Makaleler

Daha fazla bilgi için,
lütfen bizimle iletişime geçin


LL.M., Ortak Avukat

Sözleşme Serbestisi İlkesinin İstisnalarından: Aşırı Yararlanma (Gabin)

 *Av. Sibel ÖZTÜRK, LL.M., Öğr. Stj. Av. Gülsüm BUYRUK

Özel hukukun temel prensiplerinden biri olan “irade serbestisi”, bunun bir uzantısı olarak borçlar hukukunda kendisini “sözleşme serbestisi” şeklinde göstermektedir. Bu prensip zaman zaman birtakım ihtilaflara da yol açmıştır. Zira; kontrolün bütünüyle taraflarda olması, herhangi bir hukuki kısıtlamanın olmaması hakkaniyete aykırı sonuçlar ortaya çıkmasına yol açmıştır. Bu durum dürüstlük kuralı ve ahlakla bağdaşmadığı gibi sosyal açıdan ve hukuk çerçevesinde de yeri yoktur. Bunu önleyebilmek adına birtakım kurallar getiren hukuk sistemimiz, aşırı yararlanma (gabin) müessesini ortaya çıkarmıştır.
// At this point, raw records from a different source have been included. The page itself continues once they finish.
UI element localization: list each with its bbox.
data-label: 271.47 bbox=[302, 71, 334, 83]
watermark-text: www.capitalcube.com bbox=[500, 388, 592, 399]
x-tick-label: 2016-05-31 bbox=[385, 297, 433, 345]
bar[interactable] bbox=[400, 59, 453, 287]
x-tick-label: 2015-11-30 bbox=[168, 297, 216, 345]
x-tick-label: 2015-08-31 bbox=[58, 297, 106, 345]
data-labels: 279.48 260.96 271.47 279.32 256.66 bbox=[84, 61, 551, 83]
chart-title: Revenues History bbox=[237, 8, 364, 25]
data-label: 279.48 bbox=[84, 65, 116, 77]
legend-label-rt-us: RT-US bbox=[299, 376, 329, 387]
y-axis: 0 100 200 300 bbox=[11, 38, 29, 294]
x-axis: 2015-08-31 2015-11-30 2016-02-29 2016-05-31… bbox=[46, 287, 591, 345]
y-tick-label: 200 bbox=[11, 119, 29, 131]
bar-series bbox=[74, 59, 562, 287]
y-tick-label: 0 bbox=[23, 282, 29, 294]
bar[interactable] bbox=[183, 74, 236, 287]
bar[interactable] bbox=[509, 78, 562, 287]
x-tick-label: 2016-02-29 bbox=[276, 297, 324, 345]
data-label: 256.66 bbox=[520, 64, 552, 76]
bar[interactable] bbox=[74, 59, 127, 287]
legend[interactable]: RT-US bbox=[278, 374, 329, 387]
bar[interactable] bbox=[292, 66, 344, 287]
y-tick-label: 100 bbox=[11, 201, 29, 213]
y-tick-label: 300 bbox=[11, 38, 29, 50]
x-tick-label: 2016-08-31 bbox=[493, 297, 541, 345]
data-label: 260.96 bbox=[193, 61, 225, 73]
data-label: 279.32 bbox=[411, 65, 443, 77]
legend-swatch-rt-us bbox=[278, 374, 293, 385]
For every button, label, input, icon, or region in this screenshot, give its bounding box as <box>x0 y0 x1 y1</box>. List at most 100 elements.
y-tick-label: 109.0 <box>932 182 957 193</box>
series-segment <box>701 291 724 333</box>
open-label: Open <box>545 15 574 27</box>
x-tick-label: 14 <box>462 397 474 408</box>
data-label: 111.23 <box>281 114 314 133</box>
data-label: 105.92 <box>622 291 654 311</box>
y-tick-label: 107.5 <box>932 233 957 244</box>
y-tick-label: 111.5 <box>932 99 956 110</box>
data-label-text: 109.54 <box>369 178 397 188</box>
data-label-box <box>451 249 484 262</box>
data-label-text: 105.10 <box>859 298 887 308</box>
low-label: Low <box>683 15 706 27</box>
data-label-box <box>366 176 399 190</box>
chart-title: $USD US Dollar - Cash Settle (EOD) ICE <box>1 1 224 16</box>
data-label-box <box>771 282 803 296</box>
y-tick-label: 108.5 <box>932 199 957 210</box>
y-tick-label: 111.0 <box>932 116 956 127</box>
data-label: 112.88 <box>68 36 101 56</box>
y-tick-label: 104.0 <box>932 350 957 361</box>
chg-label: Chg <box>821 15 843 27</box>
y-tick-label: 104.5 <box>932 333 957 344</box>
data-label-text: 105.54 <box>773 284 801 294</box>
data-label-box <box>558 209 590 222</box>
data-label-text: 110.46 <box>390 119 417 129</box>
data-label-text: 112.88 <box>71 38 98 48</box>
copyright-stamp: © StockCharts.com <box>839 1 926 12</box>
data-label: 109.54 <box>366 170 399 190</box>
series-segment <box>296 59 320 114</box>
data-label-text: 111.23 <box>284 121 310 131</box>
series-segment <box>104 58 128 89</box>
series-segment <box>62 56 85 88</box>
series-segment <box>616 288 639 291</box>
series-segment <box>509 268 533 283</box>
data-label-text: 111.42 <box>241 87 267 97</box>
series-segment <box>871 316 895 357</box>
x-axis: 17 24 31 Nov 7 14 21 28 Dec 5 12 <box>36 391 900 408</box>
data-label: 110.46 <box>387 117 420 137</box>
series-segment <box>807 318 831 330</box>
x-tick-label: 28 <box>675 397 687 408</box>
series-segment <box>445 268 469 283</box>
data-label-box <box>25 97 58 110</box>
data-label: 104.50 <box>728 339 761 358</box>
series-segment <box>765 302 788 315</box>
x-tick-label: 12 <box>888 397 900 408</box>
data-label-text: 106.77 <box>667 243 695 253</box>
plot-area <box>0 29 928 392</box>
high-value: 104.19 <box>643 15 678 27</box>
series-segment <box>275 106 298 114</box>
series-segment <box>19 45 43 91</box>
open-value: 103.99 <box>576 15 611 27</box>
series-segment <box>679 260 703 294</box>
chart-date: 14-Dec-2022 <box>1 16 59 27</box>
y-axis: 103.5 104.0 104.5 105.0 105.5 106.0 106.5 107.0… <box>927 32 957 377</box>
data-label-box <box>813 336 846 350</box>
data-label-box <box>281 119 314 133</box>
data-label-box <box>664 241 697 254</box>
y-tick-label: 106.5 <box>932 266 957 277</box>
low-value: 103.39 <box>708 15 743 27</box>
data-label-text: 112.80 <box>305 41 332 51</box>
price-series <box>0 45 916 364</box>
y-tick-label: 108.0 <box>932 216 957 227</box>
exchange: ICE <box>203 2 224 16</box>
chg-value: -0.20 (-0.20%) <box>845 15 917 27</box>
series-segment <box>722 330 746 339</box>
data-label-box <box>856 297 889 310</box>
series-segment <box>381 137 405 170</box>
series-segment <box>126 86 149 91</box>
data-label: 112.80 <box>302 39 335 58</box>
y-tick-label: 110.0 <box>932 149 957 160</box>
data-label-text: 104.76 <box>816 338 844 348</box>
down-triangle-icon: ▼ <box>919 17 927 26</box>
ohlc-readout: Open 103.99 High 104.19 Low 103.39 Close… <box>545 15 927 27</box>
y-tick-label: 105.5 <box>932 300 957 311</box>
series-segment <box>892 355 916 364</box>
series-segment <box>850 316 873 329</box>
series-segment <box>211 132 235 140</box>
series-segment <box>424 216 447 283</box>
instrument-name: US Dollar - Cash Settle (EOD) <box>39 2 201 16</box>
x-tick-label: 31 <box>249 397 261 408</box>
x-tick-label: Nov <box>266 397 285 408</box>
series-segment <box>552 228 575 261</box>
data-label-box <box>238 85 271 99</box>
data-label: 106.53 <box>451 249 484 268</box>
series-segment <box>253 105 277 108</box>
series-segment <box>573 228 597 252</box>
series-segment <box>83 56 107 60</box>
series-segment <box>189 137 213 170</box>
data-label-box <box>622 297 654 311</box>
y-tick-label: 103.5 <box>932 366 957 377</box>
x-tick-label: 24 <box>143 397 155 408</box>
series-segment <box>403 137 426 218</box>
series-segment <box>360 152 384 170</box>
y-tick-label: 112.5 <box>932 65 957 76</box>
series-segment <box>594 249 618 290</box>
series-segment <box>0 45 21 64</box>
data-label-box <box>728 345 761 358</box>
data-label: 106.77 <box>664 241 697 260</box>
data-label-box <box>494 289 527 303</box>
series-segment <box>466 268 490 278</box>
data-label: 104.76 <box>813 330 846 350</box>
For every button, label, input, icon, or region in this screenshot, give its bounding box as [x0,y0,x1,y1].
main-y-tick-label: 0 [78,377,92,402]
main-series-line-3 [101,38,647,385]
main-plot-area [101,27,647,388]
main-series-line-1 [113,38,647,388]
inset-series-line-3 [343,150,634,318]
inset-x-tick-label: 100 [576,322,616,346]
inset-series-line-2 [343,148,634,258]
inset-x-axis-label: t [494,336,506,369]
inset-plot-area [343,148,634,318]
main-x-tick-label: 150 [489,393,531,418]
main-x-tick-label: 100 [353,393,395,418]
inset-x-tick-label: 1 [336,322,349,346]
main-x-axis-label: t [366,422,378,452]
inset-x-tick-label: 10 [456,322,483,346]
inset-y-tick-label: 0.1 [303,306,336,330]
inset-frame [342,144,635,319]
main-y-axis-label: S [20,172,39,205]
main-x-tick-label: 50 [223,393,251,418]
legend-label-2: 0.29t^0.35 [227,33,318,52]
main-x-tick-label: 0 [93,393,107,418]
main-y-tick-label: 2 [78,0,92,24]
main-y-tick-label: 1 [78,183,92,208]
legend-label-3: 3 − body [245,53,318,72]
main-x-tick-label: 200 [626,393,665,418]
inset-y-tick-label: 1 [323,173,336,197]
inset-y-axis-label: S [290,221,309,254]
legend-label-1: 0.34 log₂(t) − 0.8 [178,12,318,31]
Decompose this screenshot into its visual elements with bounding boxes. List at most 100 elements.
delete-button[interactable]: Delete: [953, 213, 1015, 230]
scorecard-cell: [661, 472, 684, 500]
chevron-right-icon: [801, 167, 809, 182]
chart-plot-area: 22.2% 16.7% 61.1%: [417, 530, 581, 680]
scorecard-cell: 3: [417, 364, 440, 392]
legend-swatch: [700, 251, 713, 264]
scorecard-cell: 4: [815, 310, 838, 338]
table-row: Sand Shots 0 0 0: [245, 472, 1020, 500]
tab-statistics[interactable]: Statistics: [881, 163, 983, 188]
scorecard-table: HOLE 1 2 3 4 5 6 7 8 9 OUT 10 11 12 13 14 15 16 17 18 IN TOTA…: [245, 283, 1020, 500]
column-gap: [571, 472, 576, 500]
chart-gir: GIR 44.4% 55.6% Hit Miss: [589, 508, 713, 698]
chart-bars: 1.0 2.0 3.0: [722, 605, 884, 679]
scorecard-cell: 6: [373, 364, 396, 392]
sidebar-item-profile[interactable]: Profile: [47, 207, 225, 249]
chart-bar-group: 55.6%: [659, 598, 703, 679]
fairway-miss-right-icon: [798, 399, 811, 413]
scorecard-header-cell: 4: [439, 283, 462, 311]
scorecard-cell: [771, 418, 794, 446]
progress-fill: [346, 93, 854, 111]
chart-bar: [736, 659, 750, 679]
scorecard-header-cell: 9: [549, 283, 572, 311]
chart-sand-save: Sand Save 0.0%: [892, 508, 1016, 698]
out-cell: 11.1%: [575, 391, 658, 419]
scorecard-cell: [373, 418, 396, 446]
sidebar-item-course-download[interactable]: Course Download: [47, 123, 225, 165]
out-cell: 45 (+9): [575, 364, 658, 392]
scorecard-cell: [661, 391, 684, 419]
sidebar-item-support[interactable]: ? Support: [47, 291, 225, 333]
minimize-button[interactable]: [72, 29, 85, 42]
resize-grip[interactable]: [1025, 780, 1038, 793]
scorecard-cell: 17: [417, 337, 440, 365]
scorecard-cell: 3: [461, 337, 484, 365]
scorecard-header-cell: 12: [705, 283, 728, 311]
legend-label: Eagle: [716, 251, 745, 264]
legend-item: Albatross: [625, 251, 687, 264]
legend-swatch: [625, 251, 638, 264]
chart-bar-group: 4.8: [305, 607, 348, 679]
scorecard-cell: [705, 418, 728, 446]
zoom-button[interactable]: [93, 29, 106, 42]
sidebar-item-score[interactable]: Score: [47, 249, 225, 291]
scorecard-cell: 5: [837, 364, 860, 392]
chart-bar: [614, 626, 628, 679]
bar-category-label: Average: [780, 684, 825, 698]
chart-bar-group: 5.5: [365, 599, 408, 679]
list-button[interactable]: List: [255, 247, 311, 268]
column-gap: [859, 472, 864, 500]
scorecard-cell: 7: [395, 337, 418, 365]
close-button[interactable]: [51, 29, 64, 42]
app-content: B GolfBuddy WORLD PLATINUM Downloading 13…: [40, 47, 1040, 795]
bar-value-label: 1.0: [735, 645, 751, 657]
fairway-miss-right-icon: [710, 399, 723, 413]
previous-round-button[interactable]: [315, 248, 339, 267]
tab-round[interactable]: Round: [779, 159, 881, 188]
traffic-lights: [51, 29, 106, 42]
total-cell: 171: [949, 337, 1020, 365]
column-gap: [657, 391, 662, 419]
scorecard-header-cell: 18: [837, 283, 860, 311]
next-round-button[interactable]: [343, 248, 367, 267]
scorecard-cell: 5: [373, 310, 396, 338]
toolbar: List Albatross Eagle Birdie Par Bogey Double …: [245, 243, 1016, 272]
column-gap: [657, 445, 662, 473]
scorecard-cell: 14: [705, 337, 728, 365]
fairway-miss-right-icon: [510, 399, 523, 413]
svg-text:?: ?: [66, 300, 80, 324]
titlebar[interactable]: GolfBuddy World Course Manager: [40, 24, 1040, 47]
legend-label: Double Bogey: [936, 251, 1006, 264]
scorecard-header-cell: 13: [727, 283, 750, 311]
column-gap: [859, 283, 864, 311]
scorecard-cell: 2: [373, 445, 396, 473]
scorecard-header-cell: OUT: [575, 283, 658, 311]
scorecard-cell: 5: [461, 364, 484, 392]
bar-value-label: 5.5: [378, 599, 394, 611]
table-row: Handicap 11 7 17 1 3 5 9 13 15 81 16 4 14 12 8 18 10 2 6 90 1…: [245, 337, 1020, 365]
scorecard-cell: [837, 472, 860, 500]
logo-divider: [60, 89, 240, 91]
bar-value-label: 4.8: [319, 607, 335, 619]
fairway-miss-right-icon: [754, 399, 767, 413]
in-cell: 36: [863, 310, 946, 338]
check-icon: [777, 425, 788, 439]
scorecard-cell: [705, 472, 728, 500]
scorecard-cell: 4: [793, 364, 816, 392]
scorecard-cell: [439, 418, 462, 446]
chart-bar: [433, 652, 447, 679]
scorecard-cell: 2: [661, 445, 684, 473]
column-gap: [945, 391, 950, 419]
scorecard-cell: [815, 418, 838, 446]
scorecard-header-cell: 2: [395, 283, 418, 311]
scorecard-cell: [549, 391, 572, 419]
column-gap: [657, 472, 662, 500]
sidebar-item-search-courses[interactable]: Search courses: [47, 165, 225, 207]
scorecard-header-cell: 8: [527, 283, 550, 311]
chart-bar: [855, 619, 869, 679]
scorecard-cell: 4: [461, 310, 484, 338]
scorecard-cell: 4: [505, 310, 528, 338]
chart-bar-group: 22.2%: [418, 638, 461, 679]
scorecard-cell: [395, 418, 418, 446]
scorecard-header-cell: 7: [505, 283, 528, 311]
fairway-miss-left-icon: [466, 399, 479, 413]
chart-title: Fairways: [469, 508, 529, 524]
Aşırı yararlanma, tarihi çok eskiye dayanan bir hukukî müessesedir. Bu nedenle hem geçmiş hem de günümüz hukuk sistemlerinde değişik isimlerle nitelendirilse de hep yer edinmiştir.[1] Tarihi bu kadar eskiye dayanan bu müessese hakkında yapılan tanımlarda çoğunlukla birbirleriyle benzerlik göstermektedir. TBK m. 28 den çıkarılan tanıma göre aşırı yararlanma; karşılıklı iki tarafa borç yükleyen hukuki işlemlerde, karşılıklı edimler arasındaki bariz, aşırı oransızlığın taraflardan birinin tecrübesizliği, deneyimsizliği ve içinde bulunduğu zor, olumsuz koşullardan yararlanılmak suretiyle gerçekleşmesi halinde söz konusu olan durumdur. Ayrıca aşırı yararlanma sayesinde aleyhine yararlanılma gerçekleştirilen taraf sözleşme ile bağlı olmama (sözleşmenin iptali) veya açık oransızlığın giderilmesini isteme hakkına sahiptir.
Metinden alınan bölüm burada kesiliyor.